Pretty sure the tank isn't overfilled because the dipstick on the filler cap checks out and the breather hole isn't shooting hydraulic fluid out of it when I am operating the splitter. However, when I two it the hydraulic fluid is coming out of the breather hole as the fluid sloshes around in the tank.

Is there any way to prevent this from happening when I tow the splitter, or is this just par for the course and I have to live with the hydraulic fluid mess?

Thanks.


----------



## TreePointer (May 11, 2016)

A recent discussion may help:

Huskee 22 Ton Log Splitter Hydraulic Tank Plug Vent


----------



## Kevin* (May 11, 2016)

Sintered bronze breather is your friend or go fancy with a desiccant filter

Sent from my SAMSUNG-SM-G890A using Tapatalk


----------



## KenLockett (May 11, 2016)

Kevin, out of curiosity how does a sintered bronze breather work?  I found them online but not sure how to apply here.  Simply remove existing plug then insert the sintered bronze breather?  Is there something special about the filter element.  If the hydraulic oil is splashing around will the oil not also weep out of this breather or are you implying using the breather atop an extended nipple section?


----------



## Kevin* (May 11, 2016)

If it's coming out just by sloshing around that will do the trick. If it's coming out because when hooked up too your truck the fluid level allows it to flow out then it will still come out, but much much less.
The breather is made out of a matrix of bronze for lack of a better explanation. Lots of my customers have switched to that type over our standard spring loaded pop open type.

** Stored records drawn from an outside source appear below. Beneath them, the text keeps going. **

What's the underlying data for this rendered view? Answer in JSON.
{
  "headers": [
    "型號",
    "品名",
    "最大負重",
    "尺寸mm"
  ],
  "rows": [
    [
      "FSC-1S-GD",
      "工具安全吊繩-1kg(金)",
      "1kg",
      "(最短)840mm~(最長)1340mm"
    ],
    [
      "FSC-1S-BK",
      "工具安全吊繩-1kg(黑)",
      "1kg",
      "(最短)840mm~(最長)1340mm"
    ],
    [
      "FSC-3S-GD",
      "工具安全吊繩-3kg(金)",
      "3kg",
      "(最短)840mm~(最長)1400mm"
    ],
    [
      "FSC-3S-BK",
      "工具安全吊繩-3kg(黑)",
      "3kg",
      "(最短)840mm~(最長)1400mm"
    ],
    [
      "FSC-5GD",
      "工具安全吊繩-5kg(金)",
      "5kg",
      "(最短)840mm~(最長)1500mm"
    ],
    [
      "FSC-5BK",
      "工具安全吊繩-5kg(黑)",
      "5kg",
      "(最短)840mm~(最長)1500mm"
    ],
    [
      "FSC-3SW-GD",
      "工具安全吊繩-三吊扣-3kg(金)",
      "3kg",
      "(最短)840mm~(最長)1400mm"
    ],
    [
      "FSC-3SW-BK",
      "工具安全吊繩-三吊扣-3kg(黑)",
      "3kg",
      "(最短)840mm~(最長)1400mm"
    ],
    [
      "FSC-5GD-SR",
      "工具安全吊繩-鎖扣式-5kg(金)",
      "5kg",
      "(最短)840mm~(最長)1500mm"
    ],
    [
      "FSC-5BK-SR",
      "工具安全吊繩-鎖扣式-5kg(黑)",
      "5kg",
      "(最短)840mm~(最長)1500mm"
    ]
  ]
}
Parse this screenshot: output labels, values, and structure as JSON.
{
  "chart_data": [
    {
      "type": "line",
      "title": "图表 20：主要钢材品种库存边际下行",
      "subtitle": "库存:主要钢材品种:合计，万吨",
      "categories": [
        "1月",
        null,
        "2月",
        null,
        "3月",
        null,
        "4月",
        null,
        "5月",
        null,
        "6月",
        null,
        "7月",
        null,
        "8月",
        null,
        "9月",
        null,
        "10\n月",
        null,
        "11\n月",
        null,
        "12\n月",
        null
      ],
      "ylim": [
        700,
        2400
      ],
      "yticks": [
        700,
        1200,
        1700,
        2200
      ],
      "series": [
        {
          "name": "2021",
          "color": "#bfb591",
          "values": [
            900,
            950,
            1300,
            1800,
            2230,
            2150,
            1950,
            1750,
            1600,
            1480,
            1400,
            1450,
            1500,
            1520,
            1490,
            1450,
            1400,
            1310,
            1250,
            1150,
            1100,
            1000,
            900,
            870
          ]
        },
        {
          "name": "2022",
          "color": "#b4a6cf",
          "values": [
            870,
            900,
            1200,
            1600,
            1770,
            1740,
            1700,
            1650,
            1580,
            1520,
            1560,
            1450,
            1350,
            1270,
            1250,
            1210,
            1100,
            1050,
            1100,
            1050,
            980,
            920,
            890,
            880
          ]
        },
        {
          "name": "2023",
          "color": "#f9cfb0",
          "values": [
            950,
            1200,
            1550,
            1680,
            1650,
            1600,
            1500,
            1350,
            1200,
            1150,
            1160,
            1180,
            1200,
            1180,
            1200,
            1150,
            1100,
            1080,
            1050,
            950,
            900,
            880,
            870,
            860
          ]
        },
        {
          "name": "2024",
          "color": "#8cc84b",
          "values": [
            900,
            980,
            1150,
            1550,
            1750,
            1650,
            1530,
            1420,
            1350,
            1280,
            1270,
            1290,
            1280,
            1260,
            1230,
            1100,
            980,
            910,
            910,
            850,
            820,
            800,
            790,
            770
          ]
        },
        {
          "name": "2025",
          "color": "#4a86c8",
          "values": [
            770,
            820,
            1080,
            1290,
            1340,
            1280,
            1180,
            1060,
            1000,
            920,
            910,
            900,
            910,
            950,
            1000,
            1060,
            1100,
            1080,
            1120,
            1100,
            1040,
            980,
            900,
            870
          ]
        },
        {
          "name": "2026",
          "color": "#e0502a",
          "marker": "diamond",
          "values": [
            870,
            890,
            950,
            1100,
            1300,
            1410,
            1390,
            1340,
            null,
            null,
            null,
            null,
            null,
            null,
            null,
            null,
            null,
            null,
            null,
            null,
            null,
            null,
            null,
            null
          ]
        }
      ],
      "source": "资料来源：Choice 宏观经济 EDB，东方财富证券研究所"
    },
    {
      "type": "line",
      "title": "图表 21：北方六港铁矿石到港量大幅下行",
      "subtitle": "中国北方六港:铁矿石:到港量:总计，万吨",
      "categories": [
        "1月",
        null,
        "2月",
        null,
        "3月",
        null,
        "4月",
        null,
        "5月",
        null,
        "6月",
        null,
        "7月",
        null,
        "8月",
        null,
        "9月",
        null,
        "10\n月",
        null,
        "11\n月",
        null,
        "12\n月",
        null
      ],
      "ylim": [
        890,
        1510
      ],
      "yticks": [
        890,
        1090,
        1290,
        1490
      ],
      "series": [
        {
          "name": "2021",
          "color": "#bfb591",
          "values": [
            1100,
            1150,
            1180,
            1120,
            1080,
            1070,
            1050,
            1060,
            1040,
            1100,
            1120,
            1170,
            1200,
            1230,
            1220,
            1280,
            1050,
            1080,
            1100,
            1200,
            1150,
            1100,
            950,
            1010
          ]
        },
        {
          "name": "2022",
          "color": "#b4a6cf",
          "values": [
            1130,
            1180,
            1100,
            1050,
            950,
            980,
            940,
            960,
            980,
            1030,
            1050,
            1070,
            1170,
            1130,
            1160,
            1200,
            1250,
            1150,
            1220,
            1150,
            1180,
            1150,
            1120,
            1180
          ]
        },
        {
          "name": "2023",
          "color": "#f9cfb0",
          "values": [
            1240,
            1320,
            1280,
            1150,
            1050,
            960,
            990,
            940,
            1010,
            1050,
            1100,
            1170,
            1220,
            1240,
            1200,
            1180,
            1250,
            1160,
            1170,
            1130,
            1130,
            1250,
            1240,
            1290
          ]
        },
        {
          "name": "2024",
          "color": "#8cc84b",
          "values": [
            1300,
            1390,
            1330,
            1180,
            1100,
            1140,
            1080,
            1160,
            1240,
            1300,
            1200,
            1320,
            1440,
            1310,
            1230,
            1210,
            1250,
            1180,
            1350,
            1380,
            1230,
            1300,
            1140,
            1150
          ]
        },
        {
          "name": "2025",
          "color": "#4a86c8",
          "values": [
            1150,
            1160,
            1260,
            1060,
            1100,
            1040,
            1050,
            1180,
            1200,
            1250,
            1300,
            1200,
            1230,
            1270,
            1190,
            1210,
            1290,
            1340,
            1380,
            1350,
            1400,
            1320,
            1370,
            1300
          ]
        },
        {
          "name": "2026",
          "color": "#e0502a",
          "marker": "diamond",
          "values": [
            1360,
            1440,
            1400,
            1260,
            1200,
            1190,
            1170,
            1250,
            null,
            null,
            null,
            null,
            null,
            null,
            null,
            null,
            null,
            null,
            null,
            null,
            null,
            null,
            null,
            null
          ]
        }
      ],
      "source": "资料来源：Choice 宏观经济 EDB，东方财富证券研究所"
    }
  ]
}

Sent from my SAMSUNG-SM-G890A using Tapatalk


----------



## fabsroman (May 12, 2016)

TreePointer said:


> A recent discussion may help:
> 
> Huskee 22 Ton Log Splitter Hydraulic Tank Plug Vent



Thanks. That other thread has the solution I came up with last night after posting this thread. I was wondering if it would be a good idea. Think I am going to go with a 6" piece of galvanized npt threaded pipe and a filtered breather instead of this piece of crap they provided me with. Other than a few quirks here and there, I am pretty happy with the splitter. Granted, I have only used it for 3 hours at this point.

_"If it is NPT thread, add a nipple and coupling to extend it up 4 to 6 inches, then add a proper filtered breather.
This has been recently discussed here for searching."_


----------